In a statement today, Ms O’Dwyer said the changes follow ongoing consultation with stakeholders on the reforms.
The reforms now establish a “level playing field” by applying the requirements equally to all advisers regardless of employment arrangements.
“The revised regulations enable the reforms to apply to both advised and direct sales of life risk insurance products. This maintains the integrity of the reforms by ensuring they apply equally regardless of distribution channel,” the statement said.
Other changes include the commencement date of 1 January 2018 as well as the removal of transition arrangements that allowed commissions to be paid on stamp duty for one year only.
“The life insurance reforms form part of the government’s actions to build consumer confidence in the financial services sector through initiatives such as improving professional standards for financial advisers,” Minister O’Dwyer said.
“The government is consulting on revised regulations to ensure that these important reforms work as effectively and efficiently as possible.”
Submissions for the revised legislation close on 4 November 2016.




She obviously didn’t grasp why her once grand liberal party is failing, it’s lead shattered.
Today MLC has announce they will be increasing their direct insurance (through NAB) Kelly O’Dwyer and this is a perfect example of what the LIF will and has achieved.
If you would care to do a quote on NAB Essential Life and for a Life insurance for a 45 year old male non smoker for $500,000 the premium is $85.85 per month.
An ADVISER using MLC retail would get the same cover for the same client for $39.43 per month (less than half the cost!!). Not only has the adviser saved half the cost but it was done so on FULL COMMISSION.
The NAB Essential cover is basic underwriting with high exclusions and obviously no advice around Life TPD, Trauma or IP which the client may need.
The issue of course is if the customer is take the same position post LIF and the adviser has to charge say $1000 for providing risk advice and all of a sudden the customer has no choice but to go direct and pay double for a junk policy and they will be offered no advice on other products or have a safe policy.
This is exactly why the FSC want advisers out of the way.
Your LIF has completely stitched up customers as well as advisers and a Royal Commission will be the end result of your “reforms” in the future.
Odwyer, the Minister for Financial Institutions and the FSC strikes again.
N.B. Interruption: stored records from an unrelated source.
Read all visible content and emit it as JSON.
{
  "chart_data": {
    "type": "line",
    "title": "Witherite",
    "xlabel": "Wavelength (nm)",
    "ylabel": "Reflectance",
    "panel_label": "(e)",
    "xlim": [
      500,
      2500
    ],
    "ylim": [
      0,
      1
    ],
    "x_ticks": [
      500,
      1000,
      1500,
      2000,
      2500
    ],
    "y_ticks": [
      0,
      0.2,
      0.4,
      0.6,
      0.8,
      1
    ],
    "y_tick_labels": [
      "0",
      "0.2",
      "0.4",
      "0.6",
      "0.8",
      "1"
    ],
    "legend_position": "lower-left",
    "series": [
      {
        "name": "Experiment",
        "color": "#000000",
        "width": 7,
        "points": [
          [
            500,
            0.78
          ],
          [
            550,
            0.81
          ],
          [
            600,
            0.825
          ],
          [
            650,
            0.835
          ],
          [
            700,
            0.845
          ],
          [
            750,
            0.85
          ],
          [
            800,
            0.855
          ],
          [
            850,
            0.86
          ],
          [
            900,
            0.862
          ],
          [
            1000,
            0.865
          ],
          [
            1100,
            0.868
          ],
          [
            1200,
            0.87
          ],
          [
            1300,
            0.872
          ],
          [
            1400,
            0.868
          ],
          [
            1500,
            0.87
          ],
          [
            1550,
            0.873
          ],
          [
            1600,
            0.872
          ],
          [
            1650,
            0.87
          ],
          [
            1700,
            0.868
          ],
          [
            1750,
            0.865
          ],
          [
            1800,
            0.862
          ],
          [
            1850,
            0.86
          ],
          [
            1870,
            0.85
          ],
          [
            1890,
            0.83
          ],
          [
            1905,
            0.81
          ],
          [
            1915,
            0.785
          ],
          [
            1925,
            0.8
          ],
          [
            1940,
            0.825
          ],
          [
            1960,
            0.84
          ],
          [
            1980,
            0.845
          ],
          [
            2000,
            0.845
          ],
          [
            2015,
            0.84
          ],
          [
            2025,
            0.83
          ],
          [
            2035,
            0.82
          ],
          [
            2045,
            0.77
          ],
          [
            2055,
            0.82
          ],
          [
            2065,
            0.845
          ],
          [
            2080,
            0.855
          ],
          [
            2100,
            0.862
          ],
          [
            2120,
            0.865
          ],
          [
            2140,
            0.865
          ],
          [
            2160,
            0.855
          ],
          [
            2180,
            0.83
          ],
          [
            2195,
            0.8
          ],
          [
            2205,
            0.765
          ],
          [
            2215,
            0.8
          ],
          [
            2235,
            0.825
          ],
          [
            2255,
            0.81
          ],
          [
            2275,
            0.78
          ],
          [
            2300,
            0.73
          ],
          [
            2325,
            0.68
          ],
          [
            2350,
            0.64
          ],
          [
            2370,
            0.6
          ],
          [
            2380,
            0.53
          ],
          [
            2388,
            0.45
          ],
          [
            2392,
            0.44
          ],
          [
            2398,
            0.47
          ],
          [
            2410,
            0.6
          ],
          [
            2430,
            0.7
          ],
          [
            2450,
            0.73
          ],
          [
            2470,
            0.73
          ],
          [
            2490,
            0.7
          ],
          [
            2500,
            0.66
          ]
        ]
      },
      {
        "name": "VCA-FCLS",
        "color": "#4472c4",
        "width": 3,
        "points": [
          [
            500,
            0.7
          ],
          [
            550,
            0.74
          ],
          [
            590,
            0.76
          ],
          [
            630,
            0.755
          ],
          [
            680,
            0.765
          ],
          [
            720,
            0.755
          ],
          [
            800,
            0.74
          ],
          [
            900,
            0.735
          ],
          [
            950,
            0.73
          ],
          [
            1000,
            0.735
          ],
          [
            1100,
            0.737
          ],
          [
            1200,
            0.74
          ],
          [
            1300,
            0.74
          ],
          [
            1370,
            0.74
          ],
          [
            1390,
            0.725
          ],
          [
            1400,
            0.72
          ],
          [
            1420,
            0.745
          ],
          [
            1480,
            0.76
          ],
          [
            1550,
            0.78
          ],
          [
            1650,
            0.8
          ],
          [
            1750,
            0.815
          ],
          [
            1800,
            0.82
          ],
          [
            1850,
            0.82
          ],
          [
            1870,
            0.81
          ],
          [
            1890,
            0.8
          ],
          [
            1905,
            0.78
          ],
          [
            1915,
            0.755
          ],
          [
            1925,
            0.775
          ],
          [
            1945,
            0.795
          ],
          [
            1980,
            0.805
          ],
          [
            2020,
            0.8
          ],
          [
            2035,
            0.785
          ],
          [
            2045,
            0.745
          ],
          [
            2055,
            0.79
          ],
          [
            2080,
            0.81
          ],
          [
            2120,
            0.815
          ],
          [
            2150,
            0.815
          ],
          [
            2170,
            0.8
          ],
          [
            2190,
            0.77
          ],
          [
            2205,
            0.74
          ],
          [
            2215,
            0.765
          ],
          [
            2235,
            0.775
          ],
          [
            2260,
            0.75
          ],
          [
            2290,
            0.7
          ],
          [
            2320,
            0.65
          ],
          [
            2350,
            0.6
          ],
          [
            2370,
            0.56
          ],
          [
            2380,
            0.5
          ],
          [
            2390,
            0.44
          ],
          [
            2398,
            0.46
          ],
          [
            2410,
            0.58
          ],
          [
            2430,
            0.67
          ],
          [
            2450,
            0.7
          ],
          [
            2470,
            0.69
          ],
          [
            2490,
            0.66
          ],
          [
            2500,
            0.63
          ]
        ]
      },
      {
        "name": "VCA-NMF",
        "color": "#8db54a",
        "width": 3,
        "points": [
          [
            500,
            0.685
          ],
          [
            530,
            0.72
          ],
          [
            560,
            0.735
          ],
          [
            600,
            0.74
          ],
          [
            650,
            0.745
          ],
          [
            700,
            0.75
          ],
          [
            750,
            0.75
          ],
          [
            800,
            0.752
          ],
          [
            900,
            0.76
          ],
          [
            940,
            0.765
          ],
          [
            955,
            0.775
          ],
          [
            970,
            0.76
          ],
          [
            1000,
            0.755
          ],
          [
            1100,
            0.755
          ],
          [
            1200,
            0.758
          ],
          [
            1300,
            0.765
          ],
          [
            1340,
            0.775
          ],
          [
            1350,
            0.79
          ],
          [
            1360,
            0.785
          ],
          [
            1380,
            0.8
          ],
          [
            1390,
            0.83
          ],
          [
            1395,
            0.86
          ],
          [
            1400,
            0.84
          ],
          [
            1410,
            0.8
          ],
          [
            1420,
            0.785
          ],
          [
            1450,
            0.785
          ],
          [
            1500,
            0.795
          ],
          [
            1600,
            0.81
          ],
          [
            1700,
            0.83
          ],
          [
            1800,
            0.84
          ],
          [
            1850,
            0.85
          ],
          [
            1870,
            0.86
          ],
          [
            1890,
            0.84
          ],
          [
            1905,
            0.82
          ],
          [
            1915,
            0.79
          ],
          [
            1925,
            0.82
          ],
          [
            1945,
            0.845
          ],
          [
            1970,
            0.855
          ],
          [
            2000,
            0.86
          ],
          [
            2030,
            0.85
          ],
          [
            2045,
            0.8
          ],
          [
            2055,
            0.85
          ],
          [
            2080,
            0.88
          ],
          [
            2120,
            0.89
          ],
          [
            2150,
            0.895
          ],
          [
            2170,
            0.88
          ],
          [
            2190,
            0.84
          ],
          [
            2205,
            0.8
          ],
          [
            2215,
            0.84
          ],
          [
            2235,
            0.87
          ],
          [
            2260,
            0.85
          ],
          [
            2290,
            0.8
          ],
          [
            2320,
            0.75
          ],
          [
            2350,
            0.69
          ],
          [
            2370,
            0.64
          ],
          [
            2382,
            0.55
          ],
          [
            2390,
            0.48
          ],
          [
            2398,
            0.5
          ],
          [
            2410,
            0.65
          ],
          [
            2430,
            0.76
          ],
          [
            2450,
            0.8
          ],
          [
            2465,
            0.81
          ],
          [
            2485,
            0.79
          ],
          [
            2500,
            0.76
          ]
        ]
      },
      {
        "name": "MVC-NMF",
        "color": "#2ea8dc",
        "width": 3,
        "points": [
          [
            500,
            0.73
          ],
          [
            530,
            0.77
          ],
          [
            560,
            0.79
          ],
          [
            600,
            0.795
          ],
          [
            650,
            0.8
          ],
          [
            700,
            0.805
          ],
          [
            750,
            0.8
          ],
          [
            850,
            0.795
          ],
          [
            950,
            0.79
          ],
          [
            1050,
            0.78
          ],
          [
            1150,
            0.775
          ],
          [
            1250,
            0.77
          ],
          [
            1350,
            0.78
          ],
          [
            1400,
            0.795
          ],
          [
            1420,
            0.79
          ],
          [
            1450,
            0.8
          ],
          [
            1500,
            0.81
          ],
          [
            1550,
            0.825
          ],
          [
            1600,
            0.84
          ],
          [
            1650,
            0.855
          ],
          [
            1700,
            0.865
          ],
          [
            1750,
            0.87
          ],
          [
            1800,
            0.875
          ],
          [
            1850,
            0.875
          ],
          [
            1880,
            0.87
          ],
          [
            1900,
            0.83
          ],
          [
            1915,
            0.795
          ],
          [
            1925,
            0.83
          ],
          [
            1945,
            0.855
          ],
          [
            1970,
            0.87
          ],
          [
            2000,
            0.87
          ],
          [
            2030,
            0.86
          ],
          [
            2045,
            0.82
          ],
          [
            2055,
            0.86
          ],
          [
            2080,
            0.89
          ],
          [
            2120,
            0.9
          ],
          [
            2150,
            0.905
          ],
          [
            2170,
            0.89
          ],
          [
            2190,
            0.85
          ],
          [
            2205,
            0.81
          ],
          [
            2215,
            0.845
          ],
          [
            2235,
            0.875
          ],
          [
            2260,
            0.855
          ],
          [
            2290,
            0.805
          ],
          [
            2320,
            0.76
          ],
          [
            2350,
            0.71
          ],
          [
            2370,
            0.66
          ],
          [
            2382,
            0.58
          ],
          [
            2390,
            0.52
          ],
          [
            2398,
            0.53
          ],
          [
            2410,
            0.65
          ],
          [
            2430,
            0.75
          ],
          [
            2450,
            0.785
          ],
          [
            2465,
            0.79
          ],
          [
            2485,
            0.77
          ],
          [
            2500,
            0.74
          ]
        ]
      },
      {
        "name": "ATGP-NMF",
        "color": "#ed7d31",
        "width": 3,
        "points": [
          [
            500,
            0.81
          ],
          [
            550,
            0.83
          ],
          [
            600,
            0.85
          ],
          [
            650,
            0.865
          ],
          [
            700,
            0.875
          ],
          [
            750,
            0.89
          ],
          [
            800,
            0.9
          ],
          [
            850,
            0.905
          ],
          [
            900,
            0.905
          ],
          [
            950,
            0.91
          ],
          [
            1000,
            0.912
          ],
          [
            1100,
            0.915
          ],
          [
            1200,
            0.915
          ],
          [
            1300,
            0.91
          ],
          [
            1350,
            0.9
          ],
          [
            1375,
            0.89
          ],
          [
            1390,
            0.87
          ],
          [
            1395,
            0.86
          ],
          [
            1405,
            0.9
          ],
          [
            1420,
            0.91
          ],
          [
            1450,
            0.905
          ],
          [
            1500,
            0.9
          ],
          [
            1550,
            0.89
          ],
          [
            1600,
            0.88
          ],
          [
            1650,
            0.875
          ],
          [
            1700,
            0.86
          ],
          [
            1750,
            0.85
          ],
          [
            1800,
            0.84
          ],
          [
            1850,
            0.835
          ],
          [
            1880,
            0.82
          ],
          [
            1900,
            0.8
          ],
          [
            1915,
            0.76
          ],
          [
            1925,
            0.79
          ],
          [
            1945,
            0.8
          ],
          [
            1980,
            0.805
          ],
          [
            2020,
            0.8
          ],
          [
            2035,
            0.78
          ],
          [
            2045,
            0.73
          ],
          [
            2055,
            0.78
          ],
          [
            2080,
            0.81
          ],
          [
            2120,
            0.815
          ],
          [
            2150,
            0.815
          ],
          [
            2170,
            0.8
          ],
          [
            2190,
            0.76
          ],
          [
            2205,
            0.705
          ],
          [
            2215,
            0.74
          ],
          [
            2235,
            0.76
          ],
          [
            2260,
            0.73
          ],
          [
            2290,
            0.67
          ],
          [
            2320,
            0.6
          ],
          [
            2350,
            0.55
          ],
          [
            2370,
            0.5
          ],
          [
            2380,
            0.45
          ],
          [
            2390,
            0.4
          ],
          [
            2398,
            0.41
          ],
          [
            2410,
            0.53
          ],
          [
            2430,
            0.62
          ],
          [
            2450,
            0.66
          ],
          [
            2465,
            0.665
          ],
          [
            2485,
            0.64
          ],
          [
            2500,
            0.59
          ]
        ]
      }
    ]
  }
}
Please go back and work directly for NAB, rather than pretend to be a politician.
Just a thought from another adviser. Lets say a retail advised policy costs $100. And a direct policy costs $110. Surely you can explain to your client the benefit of paying the same first year premium via an advised policy for superior cover having selected a policy / company that provides the benefits relevant to the client at a more competitive price.
To clarify. Mr client, you pay the same amount you would pay with direct insurer via a policy with me and we get you a better policy that will be lower cost in the future. Most clients would sign up for that.
If the math doesn’t add up and you need to charge more in the first year, you do the break even calcs to show the client that by paying more for advice now and less each year you will have paid the same amount of premiums in 3 years time, and will pay less in premiums after that. Like we do with level premiums.
Maybe direct providers should have to clearly demonstrate that they have researched alternative products and strategies and will leave the client in a better position? Not likely!
Well said! O’Dwyer has just cut and paste policy from FSC/ big 4 banks
O’Dwyer still doesn’t understand or get it (or perhaps understands too well !).
Removing a direct carve out is irrelevant. Direct insurers sell overpriced, poor quality insurance directly to the public via staff who are paid salaries and bonuses. The LIF will not effect them in the slightest.
The LIF only effects independent advisers who want to specialise in risk only advice and who won’t now be able to afford to remain in the industry without charging the end customer a fee which they never had to pay before.
So what then happens of course is the customers who can’t afford to pay that fee have no alternative but to go directly to the overpriced, poor quality products.
Great news for the FSC and insurance companies but very bad news for the customers.
Could it not be more obvious that the reforms will not provide a level playing field only slant it directly towards the banks and insurance companies??
A job well done Kelly O’Dwyer who has either fallen for this or might as well work for the banks.